Zum Sonntag Das Kreuz - Herausforderung und Hoffnungssymbol
Weltweites Leiden ist eine Herausforderung für den Glauben. Kardinal Reinhard Marx ermutigt, das Leiden nicht auszublenden, sondern auf Jesus zu vertrauen, der Heil und Hoffnung bietet.
Die monumentalen Verhüllungsprojekte von Christo und Jeanne-Claude hatten stets den Effekt, dass das Verhüllte besonders hervorgehoben und markant wurde. Einen ähnlichen Effekt hat auch das Verhüllen der Kreuze, ein Brauch, der ab dem heutigen Passionssonntag mancherorts gepflegt wird. Über lange Zeit waren die Kreuze keine Leidensdarstellungen, sondern kostbare und reich verzierte Triumphkreuze, die den Sieg des Lebens über den Tod symbolisieren. Da aber in den letzten Wochen vor Ostern das Leiden und Sterben Jesu im Mittelpunkt stehen, verhüllte man diese Kreuze mit einem großen Tuch.
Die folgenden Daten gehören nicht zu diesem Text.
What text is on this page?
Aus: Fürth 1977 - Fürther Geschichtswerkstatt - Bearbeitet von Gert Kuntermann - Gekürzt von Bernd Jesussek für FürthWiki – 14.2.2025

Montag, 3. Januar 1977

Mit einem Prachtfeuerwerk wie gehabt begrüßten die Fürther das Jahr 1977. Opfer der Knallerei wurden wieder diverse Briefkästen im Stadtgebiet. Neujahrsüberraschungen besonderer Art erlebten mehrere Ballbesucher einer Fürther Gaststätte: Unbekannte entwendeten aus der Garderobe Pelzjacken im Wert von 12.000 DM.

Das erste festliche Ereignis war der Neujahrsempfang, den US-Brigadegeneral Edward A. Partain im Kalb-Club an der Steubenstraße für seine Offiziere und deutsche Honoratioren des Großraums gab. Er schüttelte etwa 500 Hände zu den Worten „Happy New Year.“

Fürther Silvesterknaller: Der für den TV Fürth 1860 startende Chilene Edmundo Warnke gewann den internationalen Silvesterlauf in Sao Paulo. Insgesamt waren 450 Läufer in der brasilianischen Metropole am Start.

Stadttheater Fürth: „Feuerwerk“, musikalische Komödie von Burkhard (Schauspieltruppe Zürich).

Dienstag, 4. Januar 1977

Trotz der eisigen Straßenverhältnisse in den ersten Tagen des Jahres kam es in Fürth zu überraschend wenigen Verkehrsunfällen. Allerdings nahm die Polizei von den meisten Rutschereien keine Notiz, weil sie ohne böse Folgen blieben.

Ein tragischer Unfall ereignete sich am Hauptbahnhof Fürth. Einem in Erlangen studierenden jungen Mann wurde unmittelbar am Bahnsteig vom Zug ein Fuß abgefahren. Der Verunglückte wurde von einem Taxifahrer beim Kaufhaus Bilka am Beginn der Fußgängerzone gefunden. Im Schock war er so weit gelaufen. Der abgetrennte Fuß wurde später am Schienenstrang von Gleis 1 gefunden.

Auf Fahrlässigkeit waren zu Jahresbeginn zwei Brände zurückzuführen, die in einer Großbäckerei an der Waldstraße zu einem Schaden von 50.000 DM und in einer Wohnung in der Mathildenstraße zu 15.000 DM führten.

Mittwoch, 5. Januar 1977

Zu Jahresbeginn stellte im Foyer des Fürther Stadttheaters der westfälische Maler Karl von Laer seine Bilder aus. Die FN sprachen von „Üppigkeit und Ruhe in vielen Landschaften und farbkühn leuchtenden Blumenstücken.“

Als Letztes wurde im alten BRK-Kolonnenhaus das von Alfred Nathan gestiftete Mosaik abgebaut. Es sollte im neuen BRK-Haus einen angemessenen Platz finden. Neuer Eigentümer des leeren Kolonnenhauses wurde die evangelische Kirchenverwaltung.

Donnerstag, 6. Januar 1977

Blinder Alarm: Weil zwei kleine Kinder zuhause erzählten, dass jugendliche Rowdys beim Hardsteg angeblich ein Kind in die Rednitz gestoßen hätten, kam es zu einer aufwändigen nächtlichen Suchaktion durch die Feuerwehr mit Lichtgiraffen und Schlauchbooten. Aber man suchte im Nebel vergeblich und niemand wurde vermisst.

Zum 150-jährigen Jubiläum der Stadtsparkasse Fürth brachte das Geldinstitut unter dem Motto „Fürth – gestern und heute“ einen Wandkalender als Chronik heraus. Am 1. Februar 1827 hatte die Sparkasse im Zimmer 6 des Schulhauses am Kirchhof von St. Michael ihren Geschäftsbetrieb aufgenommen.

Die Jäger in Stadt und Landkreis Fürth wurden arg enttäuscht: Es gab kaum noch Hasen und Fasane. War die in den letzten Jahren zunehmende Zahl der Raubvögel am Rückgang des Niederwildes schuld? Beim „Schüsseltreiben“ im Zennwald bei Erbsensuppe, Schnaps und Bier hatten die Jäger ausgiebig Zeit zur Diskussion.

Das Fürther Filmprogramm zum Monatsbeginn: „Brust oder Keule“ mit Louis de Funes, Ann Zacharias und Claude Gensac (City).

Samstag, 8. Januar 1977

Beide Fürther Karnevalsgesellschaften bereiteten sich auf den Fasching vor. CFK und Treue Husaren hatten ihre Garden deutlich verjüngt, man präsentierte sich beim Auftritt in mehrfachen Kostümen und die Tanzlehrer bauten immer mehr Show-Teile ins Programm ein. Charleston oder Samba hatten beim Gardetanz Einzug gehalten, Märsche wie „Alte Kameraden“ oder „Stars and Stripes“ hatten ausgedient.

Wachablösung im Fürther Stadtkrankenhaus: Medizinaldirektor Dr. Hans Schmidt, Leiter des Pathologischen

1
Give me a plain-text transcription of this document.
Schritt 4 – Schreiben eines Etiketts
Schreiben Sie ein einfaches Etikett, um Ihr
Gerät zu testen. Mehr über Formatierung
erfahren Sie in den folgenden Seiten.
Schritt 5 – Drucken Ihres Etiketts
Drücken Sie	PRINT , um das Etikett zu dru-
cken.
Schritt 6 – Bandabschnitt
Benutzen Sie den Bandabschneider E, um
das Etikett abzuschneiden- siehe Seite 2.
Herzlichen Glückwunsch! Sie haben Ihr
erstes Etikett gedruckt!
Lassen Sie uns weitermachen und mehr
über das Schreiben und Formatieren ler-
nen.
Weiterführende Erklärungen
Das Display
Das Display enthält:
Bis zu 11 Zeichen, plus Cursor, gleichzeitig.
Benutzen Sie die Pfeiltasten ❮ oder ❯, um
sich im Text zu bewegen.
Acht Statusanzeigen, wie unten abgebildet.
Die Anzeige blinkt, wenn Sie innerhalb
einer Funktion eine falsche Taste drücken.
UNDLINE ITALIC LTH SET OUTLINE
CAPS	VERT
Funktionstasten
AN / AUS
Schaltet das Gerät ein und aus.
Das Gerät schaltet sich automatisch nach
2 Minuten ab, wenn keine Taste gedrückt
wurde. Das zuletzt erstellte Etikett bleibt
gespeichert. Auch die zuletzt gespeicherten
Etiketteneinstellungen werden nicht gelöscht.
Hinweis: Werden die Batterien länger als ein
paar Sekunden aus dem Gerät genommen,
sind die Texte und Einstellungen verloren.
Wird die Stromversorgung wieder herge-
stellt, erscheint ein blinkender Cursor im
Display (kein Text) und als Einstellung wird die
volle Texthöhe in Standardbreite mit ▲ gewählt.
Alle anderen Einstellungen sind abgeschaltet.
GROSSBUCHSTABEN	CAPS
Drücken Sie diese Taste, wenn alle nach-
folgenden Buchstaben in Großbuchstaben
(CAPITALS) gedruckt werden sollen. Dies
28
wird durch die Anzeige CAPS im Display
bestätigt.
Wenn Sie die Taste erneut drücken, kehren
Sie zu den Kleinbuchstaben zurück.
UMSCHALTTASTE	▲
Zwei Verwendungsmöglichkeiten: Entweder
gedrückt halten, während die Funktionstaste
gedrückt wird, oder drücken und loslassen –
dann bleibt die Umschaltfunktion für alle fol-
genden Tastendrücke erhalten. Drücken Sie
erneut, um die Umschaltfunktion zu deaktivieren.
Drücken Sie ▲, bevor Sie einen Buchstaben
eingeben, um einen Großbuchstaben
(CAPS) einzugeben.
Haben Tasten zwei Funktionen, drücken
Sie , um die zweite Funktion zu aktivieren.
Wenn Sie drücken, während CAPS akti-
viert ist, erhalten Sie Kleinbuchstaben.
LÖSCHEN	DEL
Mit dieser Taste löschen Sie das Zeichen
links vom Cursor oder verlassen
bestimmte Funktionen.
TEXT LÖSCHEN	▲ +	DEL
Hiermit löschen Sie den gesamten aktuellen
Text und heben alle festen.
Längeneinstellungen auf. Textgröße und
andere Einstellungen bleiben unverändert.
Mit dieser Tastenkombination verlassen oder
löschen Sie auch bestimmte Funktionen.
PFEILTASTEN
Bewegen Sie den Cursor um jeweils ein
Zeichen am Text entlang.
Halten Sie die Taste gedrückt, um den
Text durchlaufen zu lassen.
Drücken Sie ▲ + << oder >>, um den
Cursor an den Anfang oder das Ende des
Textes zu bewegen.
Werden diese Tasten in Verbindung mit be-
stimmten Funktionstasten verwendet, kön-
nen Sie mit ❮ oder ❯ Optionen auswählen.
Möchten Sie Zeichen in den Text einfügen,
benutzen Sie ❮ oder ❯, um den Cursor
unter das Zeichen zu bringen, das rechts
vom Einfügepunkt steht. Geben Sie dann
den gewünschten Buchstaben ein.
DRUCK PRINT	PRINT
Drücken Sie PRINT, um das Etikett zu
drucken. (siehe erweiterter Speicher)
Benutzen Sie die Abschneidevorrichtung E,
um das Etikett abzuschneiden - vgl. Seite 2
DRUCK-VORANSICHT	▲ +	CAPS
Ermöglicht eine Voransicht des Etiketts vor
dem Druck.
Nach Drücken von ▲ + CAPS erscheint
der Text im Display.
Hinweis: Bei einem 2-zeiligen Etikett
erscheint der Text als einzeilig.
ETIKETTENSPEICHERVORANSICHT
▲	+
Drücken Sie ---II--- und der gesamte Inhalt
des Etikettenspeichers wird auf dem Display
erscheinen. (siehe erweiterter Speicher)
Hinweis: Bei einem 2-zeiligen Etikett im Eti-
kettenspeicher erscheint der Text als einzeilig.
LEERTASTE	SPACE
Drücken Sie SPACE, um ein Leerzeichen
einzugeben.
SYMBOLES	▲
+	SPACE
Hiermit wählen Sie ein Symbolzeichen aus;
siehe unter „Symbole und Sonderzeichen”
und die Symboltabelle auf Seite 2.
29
Das Verhüllen des Kreuzes ist wie ein "Fasten mit den Augen", wodurch Wesentliches sichtbar werden kann.
Aber ist im Kreuz für uns heute noch das Wesentliche erkennbar? Erkennen wir noch, dass durch den Tod das Leben aufscheint? Oder ist es nicht vielmehr erstrebenswert, die Kreuze der Welt zu verhüllen und damit gar nicht erst das Leiden zu betrachten und an sich heran zu lassen?
Das Kreuz ist und bleibt eine Herausforderung: Es war zur Zeit Jesu ein abstoßender Skandal und das ist es ja heute auch noch. Der Blick auf das Kreuz und noch viel mehr der Blick auf den Gekreuzigten, auf den der ungerecht leidet und darin zugleich Erlösung, Heil und ewiges Leben verheißt, ist eine ungeheure Provokation.
Das fordert unseren Glauben und unsere Hoffnung radikal heraus. Denn: Können wir angesichts all des Leidens in der Welt - angesichts der zahllosen Toten durch Gewalt, Katastrophen und Kriege, der unschuldig leidenden Kinder, angesichts von unheilbarer Krankheit und persönlicher Schicksalsschläge - wirklich an einen Gott glauben, der den Tod ein für allemal besiegt und Heil für alle Welt und alle Zeit ermöglicht?
Wir ahnen, dass es keine vernünftige Antwort gibt, die unsere Zweifel beiseite schiebt. Ist es dann nicht doch einfacher, wenn wir das Leiden einfach ausblenden, vergessen, verschweigen und so unbehelligt in unserer scheinbar "heilen Welt" bleiben können? Die Versuchung dazu ist jedenfalls groß.
Aber wohin dann mit all dem Leid, das es ja unbestreitbar gibt, wenn es uns nicht gelingt, die Kreuze unseres Lebens zu verdrängen und zu verhüllen? Wohin können wir uns denn wenden? Wo ist Hoffnung - nicht nur für uns, sondern für alle Menschen?
Jesus selbst weicht dem Leiden nicht aus. Er ruft uns zu: "Kommt alle zu mir, die ihr mühselig und beladen seid! Ich will euch erquicken!" (Mt 11,28). Im Kreuz Jesu zeigt sich ein Gott, der das Leiden der Welt nicht verdrängt, sondern aufnimmt und heilt. Das gibt eine Hoffnung, die dem Tod und der Gewalt, die der Ungerechtigkeit und der Verzweiflung standhält. Der Blick auf den Gekreuzigten zeigt: Wir sind nicht allein in unserem Leiden! Niemand ist allein im Leiden! Gott geht mit uns alle Wege unseres Lebens - auch im Leiden und durch das Leiden hindurch. Es ist wahr: Im Kreuz ist Hoffnung!